L’approche RISC va être différente. Les processeurs RISC utilisent seulement des instructions simples qui peuvent s’exécuter sur un cycle d’horloge.
La commande mul
décrite au-dessus peut alors être divisée en trois commandes : ‘LOAD’ qui va déplacer la donnée de la banque mémoire vers un registre, ‘PROD’ qui va trouver le produit de deux opérandes localisées dans des registres, et ‘STORE’ qui va déplacer la donnée d’un registre vers la banque de mémoire.
Pour faire la même série d’étapes décrite dans l’approche CISC, un développeur devra coder quatre lignes d’assembleur :
LOAD A, 2:3
LOAD B, 5:2
PROD A, B
STORE 2:3,A
Cette façon peut sembler moins efficace pour réaliser l’opération, car étant donné qu’il y a plus de lignes de code, plus de RAM est nécessaire pour stocker ces instructions. Le compilateur doit également effectuer plus de travail pour convertir une déclaration en langage haut niveau en un code de cette forme. Cependant, l’approche RISC apporte aussi son lot d’importants avantages. Du fait que chaque instruction est simple, le décodage et l’exécution par le processeur devraient être très rapides. De plus, les “instructions réduites” RISC nécessitent moins de transistors que les instructions complexes, ce qui laisse plus de place aux registres d’usage général tout en réduisant le silicium à utiliser.
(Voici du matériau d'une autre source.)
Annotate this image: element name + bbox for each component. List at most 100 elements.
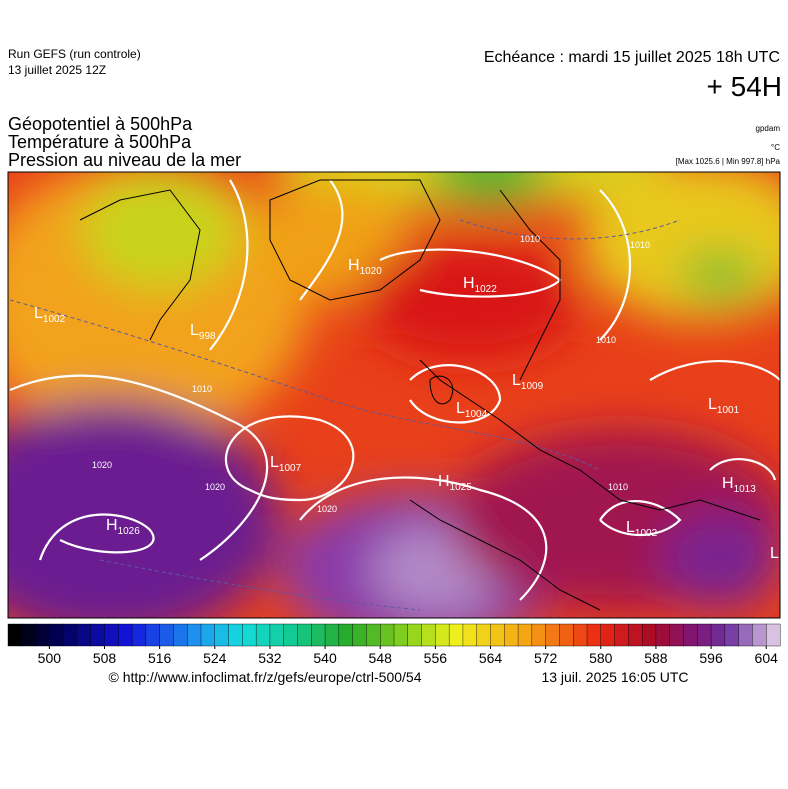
colorbar-label: 508	[93, 650, 117, 666]
color-swatch	[200, 623, 216, 647]
pressure-center: L1004	[456, 400, 488, 420]
color-swatch	[35, 623, 50, 647]
color-swatch	[49, 623, 64, 647]
color-swatch	[724, 623, 740, 647]
pressure-center: L	[770, 545, 779, 562]
isobar-label: 1010	[608, 482, 628, 492]
colorbar-label: 532	[258, 650, 282, 666]
isobar-label: 1010	[520, 234, 540, 244]
color-swatch	[683, 623, 698, 647]
map: L1002 L998 H1020 H1022 L1004 L1009 L1007 H1025 H…	[8, 172, 780, 618]
color-swatch	[545, 623, 560, 647]
color-swatch	[214, 623, 230, 647]
pressure-center: L1002	[626, 519, 658, 539]
isobar-label: 1020	[317, 504, 337, 514]
color-swatch	[324, 623, 340, 647]
colorbar-label: 548	[369, 650, 393, 666]
color-swatch	[131, 623, 147, 647]
pressure-center: L1001	[708, 396, 740, 416]
title: Géopotentiel à 500hPa	[8, 114, 193, 134]
color-swatch	[531, 623, 547, 647]
color-swatch	[21, 623, 37, 647]
color-swatch	[614, 623, 629, 647]
color-swatch	[76, 623, 92, 647]
pressure-center: H1025	[438, 473, 472, 493]
color-swatch	[669, 623, 685, 647]
color-swatch	[104, 623, 119, 647]
pressure-center: L998	[190, 322, 216, 342]
color-swatch	[173, 623, 188, 647]
color-swatch	[187, 623, 202, 647]
colorbar-label: 564	[479, 650, 503, 666]
color-swatch	[118, 623, 133, 647]
colorbar-label: 596	[699, 650, 723, 666]
valid-time: Echéance : mardi 15 juillet 2025 18h UTC	[484, 49, 780, 66]
source: © http://www.infoclimat.fr/z/gefs/europe…	[108, 669, 421, 685]
color-swatch	[435, 623, 450, 647]
color-swatch	[407, 623, 423, 647]
unit: [Max 1025.6 | Min 997.8] hPa	[676, 157, 781, 166]
color-swatch	[738, 623, 753, 647]
color-swatch	[297, 623, 312, 647]
isobar-label: 1010	[630, 240, 650, 250]
color-swatch	[338, 623, 354, 647]
isobar-label: 1020	[92, 460, 112, 470]
color-swatch	[504, 623, 519, 647]
pressure-center: H1013	[722, 475, 756, 495]
color-swatch	[269, 623, 285, 647]
color-swatch	[752, 623, 767, 647]
lead-time: + 54H	[707, 71, 783, 102]
color-swatch	[366, 623, 381, 647]
colorbar-label: 556	[424, 650, 448, 666]
colorbar-label: 572	[534, 650, 558, 666]
pressure-center: H1020	[348, 257, 382, 277]
run: Run GEFS (run controle)	[8, 47, 141, 61]
color-swatch	[710, 623, 726, 647]
unit: °C	[771, 143, 780, 152]
color-swatch	[242, 623, 257, 647]
colorbar-label: 580	[589, 650, 613, 666]
color-swatch	[559, 623, 574, 647]
color-swatch	[90, 623, 106, 647]
color-swatch	[573, 623, 588, 647]
color-swatch	[62, 623, 78, 647]
title: Pression au niveau de la mer	[8, 150, 241, 170]
color-swatch	[7, 623, 23, 647]
colorbar-label: 604	[755, 650, 779, 666]
colorbar-label: 588	[644, 650, 668, 666]
color-swatch	[462, 623, 478, 647]
color-swatch	[586, 623, 602, 647]
color-swatch	[697, 623, 712, 647]
color-swatch	[641, 623, 657, 647]
color-swatch	[766, 623, 781, 647]
color-swatch	[311, 623, 326, 647]
title: Température à 500hPa	[8, 132, 192, 152]
unit: gpdam	[756, 124, 781, 133]
color-swatch	[283, 623, 299, 647]
run-date: 13 juillet 2025 12Z	[8, 63, 106, 77]
generated: 13 juil. 2025 16:05 UTC	[541, 669, 688, 685]
color-swatch	[159, 623, 174, 647]
color-swatch	[352, 623, 367, 647]
color-swatch	[380, 623, 395, 647]
pressure-center: L1007	[270, 454, 302, 474]
color-swatch	[145, 623, 161, 647]
color-swatch	[255, 623, 271, 647]
pressure-center: L1002	[34, 305, 66, 325]
color-swatch	[393, 623, 409, 647]
color-swatch	[476, 623, 492, 647]
color-swatch	[490, 623, 505, 647]
pressure-center: H1026	[106, 517, 140, 537]
map-frame	[7, 171, 781, 619]
pressure-center: L1009	[512, 372, 544, 392]
color-swatch	[655, 623, 671, 647]
color-swatch	[421, 623, 436, 647]
color-swatch	[600, 623, 616, 647]
colorbar-label: 540	[313, 650, 337, 666]
colorbar-label: 516	[148, 650, 172, 666]
color-swatch	[628, 623, 643, 647]
color-swatch	[228, 623, 243, 647]
pressure-center: H1022	[463, 275, 497, 295]
isobar-label: 1010	[596, 335, 616, 345]
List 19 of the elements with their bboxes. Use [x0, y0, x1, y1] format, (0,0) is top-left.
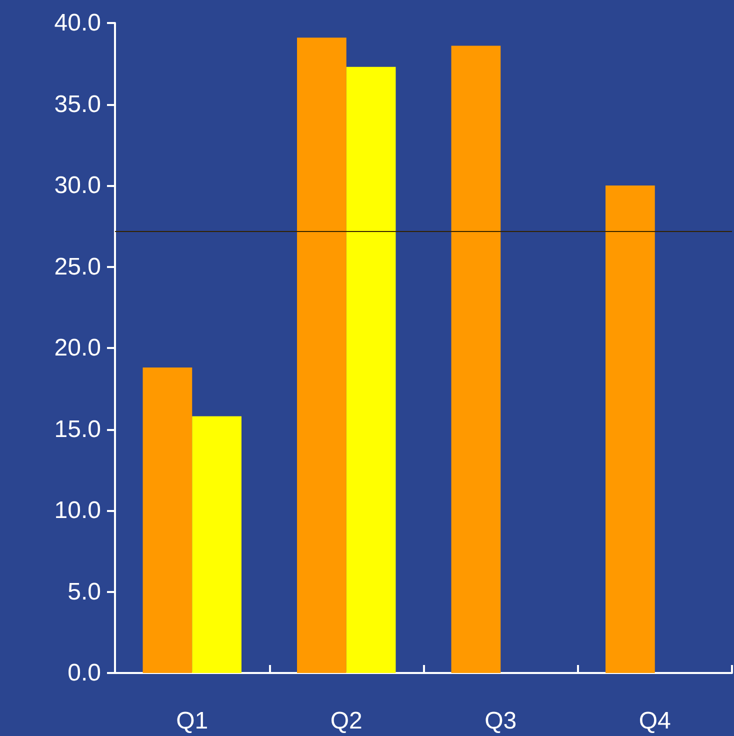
- bar: [451, 46, 501, 673]
- y-tick-label: 25.0: [54, 253, 101, 280]
- bar: [142, 368, 192, 673]
- bar: [297, 38, 346, 673]
- x-tick-label: Q4: [638, 708, 671, 734]
- x-tick-label: Q2: [330, 708, 362, 734]
- bar: [606, 186, 655, 673]
- bar: [192, 416, 242, 673]
- x-tick-label: Q3: [484, 708, 517, 734]
- bar: [346, 66, 396, 673]
- y-tick-label: 15.0: [54, 416, 101, 443]
- y-tick-label: 35.0: [54, 90, 101, 118]
- y-tick-label: 40.0: [54, 10, 101, 36]
- x-tick-label: Q1: [176, 708, 208, 734]
- y-tick-label: 20.0: [54, 334, 101, 362]
- y-tick-label: 10.0: [54, 497, 101, 524]
- y-tick-label: 30.0: [54, 172, 101, 199]
- y-tick-label: 5.0: [68, 578, 101, 606]
- y-tick-label: 0.0: [68, 660, 101, 686]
Pour résumer, l’approche CISC essaye de minimiser le nombre d’instructions par programme, sacrifiant le nombre de cycles d’horloge par instruction. RISC fait l’opposé, réduisant le cycle par instruction au détriment du nombre d’instructions par programme. Cela a pour effet de consommer moins d’énergie qu’un programme CISC lors de son exécution. C’est pour cela qu’une architecture RISC est idéale pour l’embarqué et les applications mobiles, vu que ce sont des domaines où la gestion de l’énergie et la taille sont importantes.
Qu’est ce que RISC-V
RISC-V (prononcé “risk-five") est une architecture de jeu d’instructions RISC ouverte et libre. Ses spécifications sont ouvertes et peuvent être utilisées librement par l’enseignement, la recherche et l’industrie.
Son jeu d’instructions a été introduit en 2010 et supporte des processeurs 32, 64 ou 128 bits. Ce qui le rend applicable pour une vaste gamme d’applications, de dispositifs embarqués à faible puissance jusqu’au calcul de haute performance.
La fonctionnalité clé du RISC-V est son architecture load-store. Ce qui veut dire que le processeur ne peut pas faire d’opération directement sur la mémoire et doit d’abord déplacer les données de la mémoire vers les registres internes pour pouvoir réaliser des opérations dessus. Cela rend RISC-V plus lent qu’une architecture CISC, mais lui permet d’être plus simple dans la conception du matériel et donc d’utiliser moins de silicone.
Son jeu d’instruction est découpé en deux parties, un ISA de base et des extensions optionnelles. L’ISA de base ne peut pas être redéfini et doit être présent dans chacune des implémentations. Selon son implémentation, des extensions d’ISA peuvent être ajoutées à l’ISA de base. Ce qui permet au RISC-V de supporter la personnalisation et la spécialisation.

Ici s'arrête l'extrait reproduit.